Sara’s guide to surviving your tonsillectomy
Disclaimer: I am not a medical professional. This is not medical advice. This is based on personal, patient experience. Whenever you are undergoing, considering, contemplating, or anything more than daydreaming about a surgical procedure, your doctor's advice takes precedent - not a blog post you found. If you didn't already know that, you either aren't old enough or smart enough to care for yourself. Seek medical attention.
Now that the disclaimer is out of the way, here's my advice, now that I've lived through an adult tonsillectomy:
- Prepare ahead: if you have the ability to prepare ahead of time, and with a tonsillectomy you generally should, you will want to have some items ready for when you get home. Note: you should double-check with your doctor to ensure that you are following his/her instructions
- Drinks: you will want ice cold drinks on hand in mass quantities, no hot drinks, no hot soups
- Ice cream: plain flavors, no add-in (sorry rocky-road fans)
- Jello: if you like it stock up
- Pudding: same as jello.
- Medication: see if your doctor will write the prescriptions ahead of time so you can have them at home when you get home (some may need to be ordered as they are not kept on hand).
- Hydrate early, often, again, and again. This cannot be said enough. Drink, drink, drink, drink. The better hydrated you are, the quicker you heal. The poorer your hydration, the more pain, and the slower the healing. If you are having problems drinking you probably need a better pain medication.
- Medicate on time: do not delay on your meds. Do not try to tough it out. If you are in pain you will have a very hard time staying hydrated. Also, watch how long your meds are really lasting – if it says take every 4 hrs, but after 90 minutes you are in pain again, get a better medication.
- Food: accept that for a week your only foods are ice cream, pudding, and jello. I was able to eat mac without the cheese after about 4 days. It took almost 10 before I was eating truly solid food. I’m still working back towards a full menu.
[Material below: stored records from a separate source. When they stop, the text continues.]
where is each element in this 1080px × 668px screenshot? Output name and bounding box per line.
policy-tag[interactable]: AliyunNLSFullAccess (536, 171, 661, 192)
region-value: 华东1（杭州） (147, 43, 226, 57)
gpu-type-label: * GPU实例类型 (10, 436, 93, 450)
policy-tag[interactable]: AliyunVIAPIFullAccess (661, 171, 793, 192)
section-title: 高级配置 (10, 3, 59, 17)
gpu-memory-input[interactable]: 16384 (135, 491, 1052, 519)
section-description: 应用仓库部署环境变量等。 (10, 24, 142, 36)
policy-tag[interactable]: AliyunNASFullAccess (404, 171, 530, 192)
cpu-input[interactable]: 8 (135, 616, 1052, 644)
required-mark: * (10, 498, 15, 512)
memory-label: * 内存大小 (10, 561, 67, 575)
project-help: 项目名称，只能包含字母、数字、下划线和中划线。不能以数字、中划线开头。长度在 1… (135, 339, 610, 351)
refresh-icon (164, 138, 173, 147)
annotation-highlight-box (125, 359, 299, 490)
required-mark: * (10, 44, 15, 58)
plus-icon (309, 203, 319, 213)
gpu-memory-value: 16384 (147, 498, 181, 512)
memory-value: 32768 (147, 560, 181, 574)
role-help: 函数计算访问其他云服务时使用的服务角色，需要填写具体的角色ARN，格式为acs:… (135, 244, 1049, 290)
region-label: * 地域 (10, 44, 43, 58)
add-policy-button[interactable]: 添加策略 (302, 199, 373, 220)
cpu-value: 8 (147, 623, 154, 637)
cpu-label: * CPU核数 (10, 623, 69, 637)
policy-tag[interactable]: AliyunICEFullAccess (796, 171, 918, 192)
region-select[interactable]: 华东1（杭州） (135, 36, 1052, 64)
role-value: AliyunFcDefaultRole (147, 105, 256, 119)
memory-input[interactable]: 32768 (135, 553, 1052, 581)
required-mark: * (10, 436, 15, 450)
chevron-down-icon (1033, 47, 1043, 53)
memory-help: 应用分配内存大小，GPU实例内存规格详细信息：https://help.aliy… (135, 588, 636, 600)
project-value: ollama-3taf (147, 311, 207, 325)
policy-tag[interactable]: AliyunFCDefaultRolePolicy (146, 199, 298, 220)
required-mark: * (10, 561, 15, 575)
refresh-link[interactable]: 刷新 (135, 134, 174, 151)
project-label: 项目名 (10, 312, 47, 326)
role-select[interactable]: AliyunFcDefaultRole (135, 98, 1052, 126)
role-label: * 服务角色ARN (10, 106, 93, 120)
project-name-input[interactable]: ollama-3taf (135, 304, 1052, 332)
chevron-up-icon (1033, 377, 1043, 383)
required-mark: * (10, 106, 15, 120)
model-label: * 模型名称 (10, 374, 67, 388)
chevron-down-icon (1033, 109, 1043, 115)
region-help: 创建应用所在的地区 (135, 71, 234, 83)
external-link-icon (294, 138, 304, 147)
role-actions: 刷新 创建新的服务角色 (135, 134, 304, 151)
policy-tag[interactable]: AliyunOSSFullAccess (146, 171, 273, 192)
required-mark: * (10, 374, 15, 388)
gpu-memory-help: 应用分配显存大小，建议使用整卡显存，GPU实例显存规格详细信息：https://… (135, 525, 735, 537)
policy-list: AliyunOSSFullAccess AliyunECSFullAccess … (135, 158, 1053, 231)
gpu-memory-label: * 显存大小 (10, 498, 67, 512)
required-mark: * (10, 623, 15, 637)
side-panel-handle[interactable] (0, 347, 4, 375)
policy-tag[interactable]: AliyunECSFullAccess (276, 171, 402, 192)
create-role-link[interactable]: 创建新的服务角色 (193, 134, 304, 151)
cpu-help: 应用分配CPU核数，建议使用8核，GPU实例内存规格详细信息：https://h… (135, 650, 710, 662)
- Use a humidifier when you sleep. This will keep your throat from dehydrating while you sleep.
- Sleep: sleep is actually counter-intuitive post-tonsillectomy. You will want to sleep, but when you sleep, you are dehydrating. So sleep in short bursts (1-2 hrs) and use a humidifier. Drink 8 oz before you sleep (if you are like me this will ensure you wake up within 2 hrs) and another 8 when you get up. You need to combat the dehydration that sleep causes.
The other major thing you need is someone who can take care of you. You need someone who can fill your prescriptions, pick up any drinks or foods you run out of, etc. You especially want someone who can drive you any place you might need to be. Trust me, if you wind up on the meds I was on (hello oxycontin) you cannot drive, I was so doped up I was handing over the keys in my dreams.